Avoid Gender Washing: Making Sense of Marketing to Women by Understanding the Three Waves of Feminism
By Jenny Darroch
Originally published in June 2014
Realizing that women make around 85 percent of all purchase decisions but unsure of how to effectively market to women, many managers end up adopting a strategy of “gender washing.” Gender washing has two defining characteristics: (1) a failure to acknowledge women’s distinct needs, and/or (2) a belief that marketing to women simply means offering the “shrink it and pink it” version of men’s products.
To avoid the mistake of gender washing and, more importantly, to know how to better recalibrate marketing practice, means to understand the different stages that define contemporary feminism. In most countries, giving women the vote and allowing property rights were early attempts to seek gender equality. But it is the second and third wave of feminism that should be of interest to marketers. The second wave of feminism (circa 1970s) focused on differences between men and women — for example, physical differences such as “women bear children,” or psychological differences such as “men are good at competition and autonomy and bad at relationships and emotion. Women excel in relationships and emotion and are bad at competition and autonomy.”
There are many criticisms of the second wave of feminism. One criticism is that women continue to assume a subordinate status because they are defined as being less rational, more emotional, more dependent and closer to nature. A second criticism is that feminism, as practiced around the 1970s, was the prevue of white middle class women and did not embrace the context of other women, such as women of color — that is, feminism treated all women as the same.
The third wave of feminism, therefore, emerged to focus on the differences between women with an emphasis on differences based on race, ethnicity and sexual orientation.

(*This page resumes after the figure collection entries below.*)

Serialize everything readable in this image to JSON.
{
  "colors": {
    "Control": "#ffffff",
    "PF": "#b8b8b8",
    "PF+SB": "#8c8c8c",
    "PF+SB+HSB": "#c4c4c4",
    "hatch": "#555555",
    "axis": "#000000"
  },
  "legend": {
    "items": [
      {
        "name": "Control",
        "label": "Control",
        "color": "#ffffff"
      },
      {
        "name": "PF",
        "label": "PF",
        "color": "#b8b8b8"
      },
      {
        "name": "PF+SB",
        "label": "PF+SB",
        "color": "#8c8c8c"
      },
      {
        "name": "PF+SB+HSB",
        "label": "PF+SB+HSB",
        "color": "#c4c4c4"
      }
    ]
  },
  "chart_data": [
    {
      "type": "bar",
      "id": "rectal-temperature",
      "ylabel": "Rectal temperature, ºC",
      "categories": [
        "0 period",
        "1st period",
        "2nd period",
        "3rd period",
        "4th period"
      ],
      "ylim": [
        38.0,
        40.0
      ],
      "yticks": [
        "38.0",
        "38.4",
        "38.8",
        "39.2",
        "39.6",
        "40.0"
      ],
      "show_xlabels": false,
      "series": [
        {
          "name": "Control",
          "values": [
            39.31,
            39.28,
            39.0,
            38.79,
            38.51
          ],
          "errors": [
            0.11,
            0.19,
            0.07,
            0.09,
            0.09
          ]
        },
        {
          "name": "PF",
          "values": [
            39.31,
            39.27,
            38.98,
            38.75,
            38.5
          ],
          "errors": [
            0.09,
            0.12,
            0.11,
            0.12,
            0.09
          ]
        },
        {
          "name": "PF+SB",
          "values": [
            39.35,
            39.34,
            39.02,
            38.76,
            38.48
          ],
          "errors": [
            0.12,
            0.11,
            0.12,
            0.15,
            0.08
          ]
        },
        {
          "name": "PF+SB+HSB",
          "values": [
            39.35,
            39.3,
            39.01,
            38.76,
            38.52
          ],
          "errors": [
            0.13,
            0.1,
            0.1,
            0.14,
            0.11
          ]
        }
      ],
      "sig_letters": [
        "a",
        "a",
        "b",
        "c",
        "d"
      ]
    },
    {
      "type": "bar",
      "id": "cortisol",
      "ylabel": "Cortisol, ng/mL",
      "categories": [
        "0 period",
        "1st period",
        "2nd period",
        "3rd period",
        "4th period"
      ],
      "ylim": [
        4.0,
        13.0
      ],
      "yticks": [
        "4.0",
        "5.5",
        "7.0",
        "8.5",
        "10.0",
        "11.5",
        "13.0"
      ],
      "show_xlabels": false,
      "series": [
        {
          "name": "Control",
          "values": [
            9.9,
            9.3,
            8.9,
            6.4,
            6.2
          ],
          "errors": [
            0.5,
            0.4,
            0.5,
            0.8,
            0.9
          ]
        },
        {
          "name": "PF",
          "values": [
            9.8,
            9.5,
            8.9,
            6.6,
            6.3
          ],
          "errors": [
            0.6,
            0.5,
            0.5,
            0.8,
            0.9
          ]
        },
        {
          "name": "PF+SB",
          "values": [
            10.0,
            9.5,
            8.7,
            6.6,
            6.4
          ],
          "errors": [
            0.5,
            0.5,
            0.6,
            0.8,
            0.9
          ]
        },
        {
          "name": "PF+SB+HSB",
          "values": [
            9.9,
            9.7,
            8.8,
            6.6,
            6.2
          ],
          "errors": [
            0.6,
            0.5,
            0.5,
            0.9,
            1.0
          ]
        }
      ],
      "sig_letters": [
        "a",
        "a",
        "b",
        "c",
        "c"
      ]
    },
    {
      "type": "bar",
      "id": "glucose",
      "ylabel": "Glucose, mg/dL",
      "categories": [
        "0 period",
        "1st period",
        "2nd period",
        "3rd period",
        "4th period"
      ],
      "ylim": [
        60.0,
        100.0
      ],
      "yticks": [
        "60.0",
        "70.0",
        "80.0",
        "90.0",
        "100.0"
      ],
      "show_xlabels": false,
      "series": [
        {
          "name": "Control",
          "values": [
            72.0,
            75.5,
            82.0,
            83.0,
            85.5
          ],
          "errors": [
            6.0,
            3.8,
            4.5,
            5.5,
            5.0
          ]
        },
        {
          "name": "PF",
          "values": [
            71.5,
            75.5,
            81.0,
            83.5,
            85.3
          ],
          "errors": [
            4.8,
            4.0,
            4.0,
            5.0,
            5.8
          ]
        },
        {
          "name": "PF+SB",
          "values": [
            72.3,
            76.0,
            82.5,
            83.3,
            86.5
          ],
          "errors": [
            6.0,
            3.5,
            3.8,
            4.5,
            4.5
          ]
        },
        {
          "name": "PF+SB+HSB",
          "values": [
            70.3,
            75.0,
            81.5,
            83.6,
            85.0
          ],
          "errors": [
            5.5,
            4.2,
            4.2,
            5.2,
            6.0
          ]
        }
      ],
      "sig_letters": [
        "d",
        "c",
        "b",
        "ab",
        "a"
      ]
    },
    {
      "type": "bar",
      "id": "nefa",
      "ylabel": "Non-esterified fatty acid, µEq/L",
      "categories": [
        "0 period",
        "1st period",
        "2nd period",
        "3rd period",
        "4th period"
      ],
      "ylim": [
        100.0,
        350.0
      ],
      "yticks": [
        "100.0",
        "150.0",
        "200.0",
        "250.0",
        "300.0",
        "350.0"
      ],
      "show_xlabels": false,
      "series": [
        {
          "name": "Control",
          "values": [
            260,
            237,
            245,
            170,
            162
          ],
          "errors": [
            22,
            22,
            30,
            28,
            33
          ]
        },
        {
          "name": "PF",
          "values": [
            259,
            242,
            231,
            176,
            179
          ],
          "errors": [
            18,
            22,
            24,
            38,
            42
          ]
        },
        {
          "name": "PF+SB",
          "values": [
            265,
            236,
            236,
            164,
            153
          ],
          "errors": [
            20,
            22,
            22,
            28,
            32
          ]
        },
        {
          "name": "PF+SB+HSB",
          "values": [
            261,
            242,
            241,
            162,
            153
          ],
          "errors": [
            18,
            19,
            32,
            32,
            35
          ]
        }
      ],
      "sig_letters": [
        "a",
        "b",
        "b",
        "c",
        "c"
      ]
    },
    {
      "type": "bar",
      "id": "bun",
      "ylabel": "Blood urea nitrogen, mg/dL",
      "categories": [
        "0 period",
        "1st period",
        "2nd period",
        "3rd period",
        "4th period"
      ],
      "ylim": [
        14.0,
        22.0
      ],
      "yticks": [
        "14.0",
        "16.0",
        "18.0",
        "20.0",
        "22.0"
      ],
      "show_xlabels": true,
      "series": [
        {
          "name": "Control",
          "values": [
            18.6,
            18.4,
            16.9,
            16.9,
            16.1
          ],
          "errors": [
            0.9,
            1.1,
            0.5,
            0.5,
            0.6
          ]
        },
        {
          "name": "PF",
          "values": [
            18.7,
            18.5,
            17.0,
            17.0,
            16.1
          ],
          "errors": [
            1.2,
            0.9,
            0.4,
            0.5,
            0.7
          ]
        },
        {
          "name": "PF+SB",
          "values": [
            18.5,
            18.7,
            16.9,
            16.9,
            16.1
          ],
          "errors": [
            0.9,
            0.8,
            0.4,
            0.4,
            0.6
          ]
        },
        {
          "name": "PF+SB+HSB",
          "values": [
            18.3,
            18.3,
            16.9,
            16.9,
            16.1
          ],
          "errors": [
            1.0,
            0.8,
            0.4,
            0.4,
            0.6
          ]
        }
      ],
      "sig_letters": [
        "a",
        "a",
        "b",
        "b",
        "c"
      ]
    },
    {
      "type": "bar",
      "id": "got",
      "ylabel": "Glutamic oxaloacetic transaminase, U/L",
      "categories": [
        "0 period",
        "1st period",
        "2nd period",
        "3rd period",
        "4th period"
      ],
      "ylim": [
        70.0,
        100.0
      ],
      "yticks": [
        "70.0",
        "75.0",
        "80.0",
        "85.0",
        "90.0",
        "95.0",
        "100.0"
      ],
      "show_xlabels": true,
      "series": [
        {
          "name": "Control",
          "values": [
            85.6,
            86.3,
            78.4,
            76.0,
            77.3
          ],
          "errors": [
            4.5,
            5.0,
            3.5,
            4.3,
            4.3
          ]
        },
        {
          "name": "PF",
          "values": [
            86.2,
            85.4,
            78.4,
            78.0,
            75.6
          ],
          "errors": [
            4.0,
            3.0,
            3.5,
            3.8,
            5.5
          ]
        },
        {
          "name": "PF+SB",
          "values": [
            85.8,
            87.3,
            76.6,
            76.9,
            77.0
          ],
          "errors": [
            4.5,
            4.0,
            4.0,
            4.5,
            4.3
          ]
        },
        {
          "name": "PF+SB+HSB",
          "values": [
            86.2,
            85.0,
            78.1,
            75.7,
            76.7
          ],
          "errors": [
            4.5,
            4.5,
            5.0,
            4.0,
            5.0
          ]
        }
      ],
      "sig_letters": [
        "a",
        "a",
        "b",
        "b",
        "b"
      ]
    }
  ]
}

What does this mean for marketing practice today? First, I believe that much marketing practice still reflects the feminist views of the 1970s. My recommendation then is for marketing practice to become more current and properly embrace the third wave of feminism by accepting that there are many differences between women. But I would add a twist to this recommendation. Current third wave writers acknowledge that there is “no one answer to the question of how to live as a feminist. Rather each women must confront the unique problems of her particular life.” With this in mind, instead of focusing on demographic differences between women, such as race and ethnicity, marketers should first focus on a woman’s needs by identifying the problems women are trying to solve for which the organization’s product could be a solution. Consumer needs then become a more appropriate method to distinguish between women.
Focusing on her needs, and adding questions to further understand her context and motivations, should avoid gender washing… and improve marketing practice overall.